Ginkgo leaf health tea production

Ginkgo biloba is a rare tree species unique to China. Its leaves are rich in vitamins and flavonoids, bitter lactones, and pharmaceutical ingredients of beta-sitosterol. The tea made from Ginkgo biloba has diuresis, Dingchuan, and lung function. Changyin has a certain effect on cardiovascular and cerebrovascular diseases. First, the leaves of the leaf-collecting tea are preferably the leaves of the stem position in the trunk and lateral branches. The picking time is appropriate before 10 o'clock noon during the growing season. The collected leaves should be processed and processed in time. 2. Fixing When killing the bun to about 200°C, put 1 kg of fresh leaf into the pot for 0.5-1 minute. Then use a hand or "丫" shaped wood to quickly turn the leaves from the bottom of the pot, and then evenly shake back to the bottom of the pot, until the hands hold the green leaves can be grouped, and when you have a little flexibility, you can wok. Third, rub the leaves after fixing a little dry, and then hand clenched into a group, in the wood rolling forward into a circle, so that the leaves into thin strips.
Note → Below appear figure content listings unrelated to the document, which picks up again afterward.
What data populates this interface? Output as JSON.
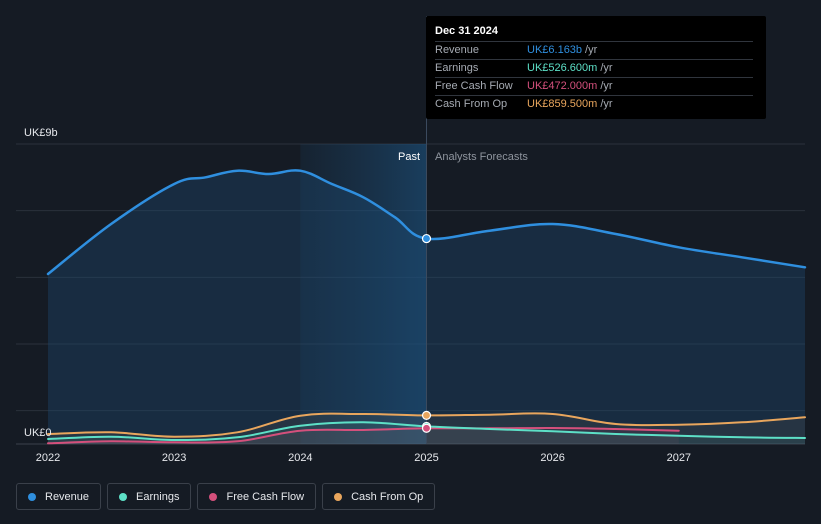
{
  "chart_data": {
    "type": "line",
    "x_ticks": [
      "2022",
      "2023",
      "2024",
      "2025",
      "2026",
      "2027"
    ],
    "y_ticks": [
      "UK£0",
      "UK£9b"
    ],
    "ylim": [
      0,
      9
    ],
    "xlim": [
      2022.0,
      2028.0
    ],
    "regions": {
      "past_label": "Past",
      "forecast_label": "Analysts Forecasts",
      "divider_x": 2025.0
    },
    "series": [
      {
        "name": "Revenue",
        "color": "#2f8fdf",
        "points": [
          [
            2022.0,
            5.1
          ],
          [
            2022.5,
            6.6
          ],
          [
            2023.0,
            7.8
          ],
          [
            2023.25,
            8.0
          ],
          [
            2023.5,
            8.2
          ],
          [
            2023.75,
            8.1
          ],
          [
            2024.0,
            8.2
          ],
          [
            2024.25,
            7.8
          ],
          [
            2024.5,
            7.4
          ],
          [
            2024.75,
            6.8
          ],
          [
            2025.0,
            6.163
          ],
          [
            2025.5,
            6.4
          ],
          [
            2026.0,
            6.6
          ],
          [
            2026.5,
            6.3
          ],
          [
            2027.0,
            5.9
          ],
          [
            2027.5,
            5.6
          ],
          [
            2028.0,
            5.3
          ]
        ]
      },
      {
        "name": "Earnings",
        "color": "#5de0c7",
        "points": [
          [
            2022.0,
            0.15
          ],
          [
            2022.5,
            0.22
          ],
          [
            2023.0,
            0.12
          ],
          [
            2023.5,
            0.2
          ],
          [
            2024.0,
            0.55
          ],
          [
            2024.5,
            0.65
          ],
          [
            2025.0,
            0.5266
          ],
          [
            2025.5,
            0.45
          ],
          [
            2026.0,
            0.38
          ],
          [
            2026.5,
            0.3
          ],
          [
            2027.0,
            0.25
          ],
          [
            2027.5,
            0.2
          ],
          [
            2028.0,
            0.18
          ]
        ]
      },
      {
        "name": "Free Cash Flow",
        "color": "#d4507c",
        "points": [
          [
            2022.0,
            0.02
          ],
          [
            2022.5,
            0.08
          ],
          [
            2023.0,
            0.05
          ],
          [
            2023.5,
            0.08
          ],
          [
            2024.0,
            0.4
          ],
          [
            2024.5,
            0.42
          ],
          [
            2025.0,
            0.472
          ],
          [
            2025.5,
            0.47
          ],
          [
            2026.0,
            0.48
          ],
          [
            2026.5,
            0.45
          ],
          [
            2027.0,
            0.4
          ]
        ]
      },
      {
        "name": "Cash From Op",
        "color": "#e9a65d",
        "points": [
          [
            2022.0,
            0.3
          ],
          [
            2022.5,
            0.35
          ],
          [
            2023.0,
            0.22
          ],
          [
            2023.5,
            0.35
          ],
          [
            2024.0,
            0.85
          ],
          [
            2024.5,
            0.9
          ],
          [
            2025.0,
            0.8595
          ],
          [
            2025.5,
            0.88
          ],
          [
            2026.0,
            0.9
          ],
          [
            2026.5,
            0.6
          ],
          [
            2027.0,
            0.58
          ],
          [
            2027.5,
            0.65
          ],
          [
            2028.0,
            0.8
          ]
        ]
      }
    ]
  },
  "tooltip": {
    "date": "Dec 31 2024",
    "rows": [
      {
        "name": "Revenue",
        "value": "UK£6.163b",
        "unit": "/yr",
        "color": "#2f8fdf"
      },
      {
        "name": "Earnings",
        "value": "UK£526.600m",
        "unit": "/yr",
        "color": "#5de0c7"
      },
      {
        "name": "Free Cash Flow",
        "value": "UK£472.000m",
        "unit": "/yr",
        "color": "#d4507c"
      },
      {
        "name": "Cash From Op",
        "value": "UK£859.500m",
        "unit": "/yr",
        "color": "#e9a65d"
      }
    ]
  },
  "legend": [
    {
      "name": "Revenue",
      "color": "#2f8fdf"
    },
    {
      "name": "Earnings",
      "color": "#5de0c7"
    },
    {
      "name": "Free Cash Flow",
      "color": "#d4507c"
    },
    {
      "name": "Cash From Op",
      "color": "#e9a65d"
    }
  ]
}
When pushing, the direction must be the same and the force should be light until you hold the leaves with both hands and let go. The leaves can loosen naturally. Fourth, the initial fry pan warmed to 170-190 °C, put the rubbed leaves, with both hands or small wooden board pressure in the pan fry, and several times to spread the leaves to heat evenly. Repeat this way until you feel stingy, take out the air, and let it become soft again. 5. Re-fry the stalled tea into the pot and heat it with slow fire, but turn it lighter, use force evenly, and fry until the leaves are hot. VI. After the packaged reconstituted tea stalls are allowed to cool, use chopsticks to remove minced meat and impurities, and then use non-toxic plastic bags or cans and other containers for packaging. Store in a dry, odor-free place after sealing.